For Waynesboro residents Allen Groves and his husband Adam Donovan-Groves, having a trustworthy handyman at the ready meant being able to see to each detail of their painting project without having to quit their day jobs for three weeks. Groves, who many know as UVA’s dean of students, said he found his color of choice by knocking on the door of a stranger whose house he admired, and the couple decided to go with a higher end paint variety so they wouldn’t have to apply a primer. All told, Groves and his partner spent less than $5,000 on a job they were able to carefully oversee and that turned out to their precise specifications.
“[Our handyman] knew exactly what he needed to do, and we trusted him,” Groves said. “Put it this way: He is meticulous when it comes to detail, and he wants to do everything right.”
You? You’ll have to find your own super-handyman. Groves isn’t giving up the name of his.
Alternatively, you can go the full contractor route. A good place to start looking is the trade organization Painting and Decorating Contractors of America. The PDCA website offers a search tool that links you to painters, with some information provided about quality of service.
On the plus side, hiring a contractor means your job should be completed in about a week, and if you go with a more middle-of-the-road paint quality, you, too, should be able to slip in under the 5,000 dollar mark. A quality contractor also brings with him a range of experience that can help with work on tricky substrates (the stuff that’s being painted on) and help find the right materials for your job.
“If I am painting a certain substrate like brick or a metal roof or old wood trim, there is a method to follow for each of those substrates,” said Charlie Davis, owner of Piedmont Paint & Finish. “That’s why product knowledge and experience are so important.”

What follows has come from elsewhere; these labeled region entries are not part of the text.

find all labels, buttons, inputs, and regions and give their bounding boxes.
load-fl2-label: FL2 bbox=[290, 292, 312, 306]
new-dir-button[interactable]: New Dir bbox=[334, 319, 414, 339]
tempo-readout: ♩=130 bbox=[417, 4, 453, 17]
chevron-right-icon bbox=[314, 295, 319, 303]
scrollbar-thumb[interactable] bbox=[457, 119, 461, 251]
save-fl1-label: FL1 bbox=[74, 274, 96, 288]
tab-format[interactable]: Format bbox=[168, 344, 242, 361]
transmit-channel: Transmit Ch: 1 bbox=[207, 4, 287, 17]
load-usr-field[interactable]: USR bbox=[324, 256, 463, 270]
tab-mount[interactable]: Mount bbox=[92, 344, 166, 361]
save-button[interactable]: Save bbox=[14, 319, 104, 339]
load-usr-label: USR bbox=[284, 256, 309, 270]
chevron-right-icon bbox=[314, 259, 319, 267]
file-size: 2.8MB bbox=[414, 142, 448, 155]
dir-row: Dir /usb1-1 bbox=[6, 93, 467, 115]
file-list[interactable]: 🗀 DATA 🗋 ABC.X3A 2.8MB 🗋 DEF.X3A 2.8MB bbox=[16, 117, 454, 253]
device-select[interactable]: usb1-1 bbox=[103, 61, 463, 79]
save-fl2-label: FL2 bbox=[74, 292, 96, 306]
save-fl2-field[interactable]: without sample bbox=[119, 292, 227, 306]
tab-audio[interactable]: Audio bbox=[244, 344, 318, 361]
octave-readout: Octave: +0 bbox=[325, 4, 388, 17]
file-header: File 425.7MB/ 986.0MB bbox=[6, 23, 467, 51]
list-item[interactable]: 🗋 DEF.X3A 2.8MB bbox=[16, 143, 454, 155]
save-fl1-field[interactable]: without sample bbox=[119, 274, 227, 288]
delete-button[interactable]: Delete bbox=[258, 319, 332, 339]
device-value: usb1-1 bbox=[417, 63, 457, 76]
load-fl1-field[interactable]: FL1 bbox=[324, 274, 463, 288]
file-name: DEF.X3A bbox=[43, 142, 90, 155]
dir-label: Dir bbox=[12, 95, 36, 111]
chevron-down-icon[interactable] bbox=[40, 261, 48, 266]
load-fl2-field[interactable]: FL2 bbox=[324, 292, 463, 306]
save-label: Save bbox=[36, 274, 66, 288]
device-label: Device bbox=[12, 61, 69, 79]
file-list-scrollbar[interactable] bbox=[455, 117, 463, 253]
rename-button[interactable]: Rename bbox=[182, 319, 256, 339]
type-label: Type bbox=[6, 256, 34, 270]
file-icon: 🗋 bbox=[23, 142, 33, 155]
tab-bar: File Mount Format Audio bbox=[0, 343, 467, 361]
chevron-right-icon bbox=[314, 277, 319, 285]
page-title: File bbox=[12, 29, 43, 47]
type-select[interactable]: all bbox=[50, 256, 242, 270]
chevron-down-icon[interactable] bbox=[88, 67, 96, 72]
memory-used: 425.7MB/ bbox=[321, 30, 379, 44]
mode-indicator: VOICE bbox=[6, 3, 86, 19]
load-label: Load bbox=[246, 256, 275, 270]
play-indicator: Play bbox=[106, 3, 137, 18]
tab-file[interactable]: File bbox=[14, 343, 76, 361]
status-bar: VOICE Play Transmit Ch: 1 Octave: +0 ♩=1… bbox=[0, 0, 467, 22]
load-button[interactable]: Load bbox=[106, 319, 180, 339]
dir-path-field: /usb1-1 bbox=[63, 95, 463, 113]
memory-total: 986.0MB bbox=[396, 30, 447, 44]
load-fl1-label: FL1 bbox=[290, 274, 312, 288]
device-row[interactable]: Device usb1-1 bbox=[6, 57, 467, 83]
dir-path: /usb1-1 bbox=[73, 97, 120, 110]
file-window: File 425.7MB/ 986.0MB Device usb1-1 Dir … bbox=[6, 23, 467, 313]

Once you’ve found your contractor, expect the unexpected. Bad weather can cost days on end for the total project time, meaning duration can vary widely and drive up the price in the meantime. And remember that every house is different. While brick houses are typically easier to prepare for painting than housing with siding, they can bring with them problems like gaps in the mortar. Older houses present unique challenges.
“Painting projects are just a difficult thing to generalize,” Davis said.